The first thing you do when pen-testing a …
… network: ping sweep
… host: port scan
… website: crawl
Each process begins by gathering intelligence and mapping out the attack surface as best as possible. Without a well-understood attack surface generating results from a scan/pen-test/assessment or whatever is extremely difficult. I bring this up because there’s been a lot of interesting discussion lately about evaluating web application vulnerability scanners though measuring code coverage and crawling capabilities. At WhiteHat Security we’ve spent years R&D’ing our particular crawling technology and have plenty of insights to share about the challenges in this particular area.

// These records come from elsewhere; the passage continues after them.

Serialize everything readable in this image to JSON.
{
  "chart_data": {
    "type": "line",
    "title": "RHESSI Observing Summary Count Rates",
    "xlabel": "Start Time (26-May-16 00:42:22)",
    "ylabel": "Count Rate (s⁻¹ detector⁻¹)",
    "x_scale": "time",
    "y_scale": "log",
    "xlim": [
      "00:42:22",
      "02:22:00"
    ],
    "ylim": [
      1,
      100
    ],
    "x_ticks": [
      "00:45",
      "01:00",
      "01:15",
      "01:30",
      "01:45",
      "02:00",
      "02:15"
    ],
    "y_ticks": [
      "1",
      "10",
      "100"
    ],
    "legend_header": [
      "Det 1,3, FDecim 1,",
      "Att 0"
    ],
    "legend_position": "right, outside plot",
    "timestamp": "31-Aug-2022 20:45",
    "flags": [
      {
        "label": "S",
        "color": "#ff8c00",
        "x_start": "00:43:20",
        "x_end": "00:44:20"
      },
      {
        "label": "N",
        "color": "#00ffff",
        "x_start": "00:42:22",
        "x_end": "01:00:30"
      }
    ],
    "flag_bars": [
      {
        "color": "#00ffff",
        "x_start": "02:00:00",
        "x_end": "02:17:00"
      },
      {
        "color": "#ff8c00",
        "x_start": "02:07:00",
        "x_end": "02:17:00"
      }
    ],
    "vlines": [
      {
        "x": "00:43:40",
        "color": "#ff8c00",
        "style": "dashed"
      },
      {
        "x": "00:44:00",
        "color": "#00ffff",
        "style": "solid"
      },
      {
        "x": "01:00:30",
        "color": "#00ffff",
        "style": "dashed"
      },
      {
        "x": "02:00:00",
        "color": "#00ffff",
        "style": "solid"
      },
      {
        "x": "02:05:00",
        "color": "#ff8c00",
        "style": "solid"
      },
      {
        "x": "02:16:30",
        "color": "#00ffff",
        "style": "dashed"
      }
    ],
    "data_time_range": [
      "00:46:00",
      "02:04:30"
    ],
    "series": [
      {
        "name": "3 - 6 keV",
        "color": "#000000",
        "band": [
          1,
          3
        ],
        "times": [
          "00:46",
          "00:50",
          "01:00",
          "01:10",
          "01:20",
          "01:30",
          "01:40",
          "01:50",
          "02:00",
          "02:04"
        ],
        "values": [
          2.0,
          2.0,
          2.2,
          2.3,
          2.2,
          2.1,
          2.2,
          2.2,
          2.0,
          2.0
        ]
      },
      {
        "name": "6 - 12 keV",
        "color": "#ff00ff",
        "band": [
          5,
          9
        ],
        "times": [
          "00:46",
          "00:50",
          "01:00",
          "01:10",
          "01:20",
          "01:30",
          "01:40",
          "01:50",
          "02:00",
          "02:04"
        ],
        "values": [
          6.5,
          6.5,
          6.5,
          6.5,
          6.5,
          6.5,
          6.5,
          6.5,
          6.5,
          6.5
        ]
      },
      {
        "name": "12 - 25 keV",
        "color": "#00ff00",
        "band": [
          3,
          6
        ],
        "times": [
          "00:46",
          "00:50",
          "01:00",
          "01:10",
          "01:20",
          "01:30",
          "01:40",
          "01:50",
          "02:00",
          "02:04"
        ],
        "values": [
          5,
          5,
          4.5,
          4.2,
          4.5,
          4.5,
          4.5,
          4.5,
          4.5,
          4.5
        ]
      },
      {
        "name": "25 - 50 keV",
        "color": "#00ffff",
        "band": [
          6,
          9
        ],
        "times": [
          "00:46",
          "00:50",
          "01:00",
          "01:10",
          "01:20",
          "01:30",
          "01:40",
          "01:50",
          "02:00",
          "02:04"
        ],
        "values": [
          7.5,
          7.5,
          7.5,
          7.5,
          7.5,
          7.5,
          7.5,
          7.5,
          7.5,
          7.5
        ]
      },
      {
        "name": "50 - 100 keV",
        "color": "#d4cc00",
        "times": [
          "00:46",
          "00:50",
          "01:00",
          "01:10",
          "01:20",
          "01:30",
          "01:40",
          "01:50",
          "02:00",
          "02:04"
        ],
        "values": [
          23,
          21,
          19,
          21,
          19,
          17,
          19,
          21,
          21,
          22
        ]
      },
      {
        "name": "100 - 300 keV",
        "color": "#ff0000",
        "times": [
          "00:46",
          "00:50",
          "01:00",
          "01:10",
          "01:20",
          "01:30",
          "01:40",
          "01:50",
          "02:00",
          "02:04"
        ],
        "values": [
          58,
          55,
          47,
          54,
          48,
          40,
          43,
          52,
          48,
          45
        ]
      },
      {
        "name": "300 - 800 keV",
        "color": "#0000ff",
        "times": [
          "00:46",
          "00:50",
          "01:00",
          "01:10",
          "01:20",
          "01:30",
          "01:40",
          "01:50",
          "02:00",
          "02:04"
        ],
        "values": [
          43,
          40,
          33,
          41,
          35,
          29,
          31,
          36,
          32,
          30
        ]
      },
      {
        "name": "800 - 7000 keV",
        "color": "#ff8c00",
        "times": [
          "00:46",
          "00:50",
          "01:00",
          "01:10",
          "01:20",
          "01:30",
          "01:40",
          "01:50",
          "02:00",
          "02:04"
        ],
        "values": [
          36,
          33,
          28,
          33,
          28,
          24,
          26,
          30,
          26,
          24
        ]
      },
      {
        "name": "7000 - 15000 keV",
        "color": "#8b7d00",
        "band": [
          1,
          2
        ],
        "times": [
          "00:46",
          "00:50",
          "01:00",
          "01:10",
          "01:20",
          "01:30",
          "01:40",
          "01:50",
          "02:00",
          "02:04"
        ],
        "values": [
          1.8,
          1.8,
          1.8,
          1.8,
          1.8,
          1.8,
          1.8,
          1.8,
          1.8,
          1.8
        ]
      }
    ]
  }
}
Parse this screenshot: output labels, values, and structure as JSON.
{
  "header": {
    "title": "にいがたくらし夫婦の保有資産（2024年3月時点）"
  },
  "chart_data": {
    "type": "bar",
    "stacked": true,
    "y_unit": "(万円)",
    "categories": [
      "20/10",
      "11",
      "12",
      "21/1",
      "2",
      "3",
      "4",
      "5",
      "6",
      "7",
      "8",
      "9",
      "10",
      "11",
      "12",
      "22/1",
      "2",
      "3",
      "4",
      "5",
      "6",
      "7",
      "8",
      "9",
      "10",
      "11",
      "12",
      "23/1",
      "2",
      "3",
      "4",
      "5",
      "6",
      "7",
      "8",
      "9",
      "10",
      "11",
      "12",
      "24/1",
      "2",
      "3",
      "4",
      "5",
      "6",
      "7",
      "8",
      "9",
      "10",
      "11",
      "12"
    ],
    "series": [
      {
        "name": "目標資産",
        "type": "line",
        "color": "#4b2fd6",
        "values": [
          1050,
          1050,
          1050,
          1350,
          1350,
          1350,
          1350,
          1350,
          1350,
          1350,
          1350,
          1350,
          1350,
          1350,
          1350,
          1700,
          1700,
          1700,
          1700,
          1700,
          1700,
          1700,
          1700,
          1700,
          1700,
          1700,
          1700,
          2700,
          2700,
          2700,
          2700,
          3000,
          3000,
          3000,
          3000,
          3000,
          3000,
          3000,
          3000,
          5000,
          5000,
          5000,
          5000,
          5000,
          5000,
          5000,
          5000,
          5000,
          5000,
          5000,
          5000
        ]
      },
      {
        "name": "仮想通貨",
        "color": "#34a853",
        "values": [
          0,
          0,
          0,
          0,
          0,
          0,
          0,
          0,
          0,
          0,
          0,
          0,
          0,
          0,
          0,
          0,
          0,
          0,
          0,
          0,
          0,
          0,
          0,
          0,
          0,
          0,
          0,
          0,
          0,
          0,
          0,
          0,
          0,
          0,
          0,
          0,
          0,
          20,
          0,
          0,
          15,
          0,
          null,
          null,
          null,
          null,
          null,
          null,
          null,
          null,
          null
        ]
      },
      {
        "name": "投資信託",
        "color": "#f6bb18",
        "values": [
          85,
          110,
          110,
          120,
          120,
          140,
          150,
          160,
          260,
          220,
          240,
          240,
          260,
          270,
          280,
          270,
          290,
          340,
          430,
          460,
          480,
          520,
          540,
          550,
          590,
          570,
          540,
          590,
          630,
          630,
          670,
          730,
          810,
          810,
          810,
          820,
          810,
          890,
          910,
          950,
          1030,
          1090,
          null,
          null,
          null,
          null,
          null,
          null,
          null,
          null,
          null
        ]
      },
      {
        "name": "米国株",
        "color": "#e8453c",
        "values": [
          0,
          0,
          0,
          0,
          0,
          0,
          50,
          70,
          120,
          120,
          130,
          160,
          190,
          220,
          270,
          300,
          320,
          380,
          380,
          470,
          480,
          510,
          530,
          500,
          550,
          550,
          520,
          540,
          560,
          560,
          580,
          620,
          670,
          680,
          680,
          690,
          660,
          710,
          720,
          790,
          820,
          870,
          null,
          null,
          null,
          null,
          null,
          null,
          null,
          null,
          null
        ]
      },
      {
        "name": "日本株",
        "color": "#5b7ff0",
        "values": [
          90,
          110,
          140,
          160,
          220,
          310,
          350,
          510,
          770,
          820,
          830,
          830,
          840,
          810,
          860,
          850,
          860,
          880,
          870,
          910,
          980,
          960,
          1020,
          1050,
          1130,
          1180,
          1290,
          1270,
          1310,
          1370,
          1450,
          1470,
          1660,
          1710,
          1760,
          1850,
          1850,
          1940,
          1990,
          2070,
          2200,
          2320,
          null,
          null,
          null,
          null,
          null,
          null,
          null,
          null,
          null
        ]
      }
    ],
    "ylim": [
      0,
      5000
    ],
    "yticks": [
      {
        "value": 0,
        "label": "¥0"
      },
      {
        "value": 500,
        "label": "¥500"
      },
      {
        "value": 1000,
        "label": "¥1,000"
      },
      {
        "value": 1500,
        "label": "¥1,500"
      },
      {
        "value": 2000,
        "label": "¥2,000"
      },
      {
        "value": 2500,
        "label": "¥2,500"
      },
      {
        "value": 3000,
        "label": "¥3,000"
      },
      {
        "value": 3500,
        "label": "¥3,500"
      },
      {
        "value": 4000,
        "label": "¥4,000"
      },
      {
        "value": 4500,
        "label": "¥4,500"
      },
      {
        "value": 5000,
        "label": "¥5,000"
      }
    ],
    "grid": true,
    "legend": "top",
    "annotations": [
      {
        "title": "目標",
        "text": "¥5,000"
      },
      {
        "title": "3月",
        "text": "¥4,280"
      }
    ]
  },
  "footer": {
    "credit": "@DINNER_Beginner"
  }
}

Crawl and code coverage capabilities are important metrics because automating as much of a website vulnerability assessment process as possible is a really good thing. Automation saves time and money and both are in short supply. The better a website crawl (even if manually assisted), the more thorough the vulnerability assessment. If you’ve ever experienced a scanner spinning out of control and not completing for hours or days (perpetually sitting at 5%), or the opposite when a report comes up clean 2 minutes later after clicking scan, there’s a good chance it’s the result of a bad crawl. The crawler of any good web application scanner has to be able to reach every nook and cranny of a website to map the attack surface, isolate the injection points, or run the risk of false negatives.
Then there is the matter of scale as some websites contain millions of links, some even growing and decaying faster than anything can keep up with. Without a database to hold the crawl data, scanners tend to slow or die at about 100,000 links due to memory exhaustion. However to use Amazon as an example, you don’t need to visit every book in the index in order to map all the functionality. But, a scanner has to be intelligent enough to know when it’s getting no more value from a particular branch and move on. Otherwise scans will go on forever when they don’t need to. Ever wonder why there are so many configuration settings for the commercial scanner products around crawling and forced browsing? Now you know. Like I said in an earlier post, each scanning feature should be an indication of the inability to overcome a technology obstacle and it needs human assistance.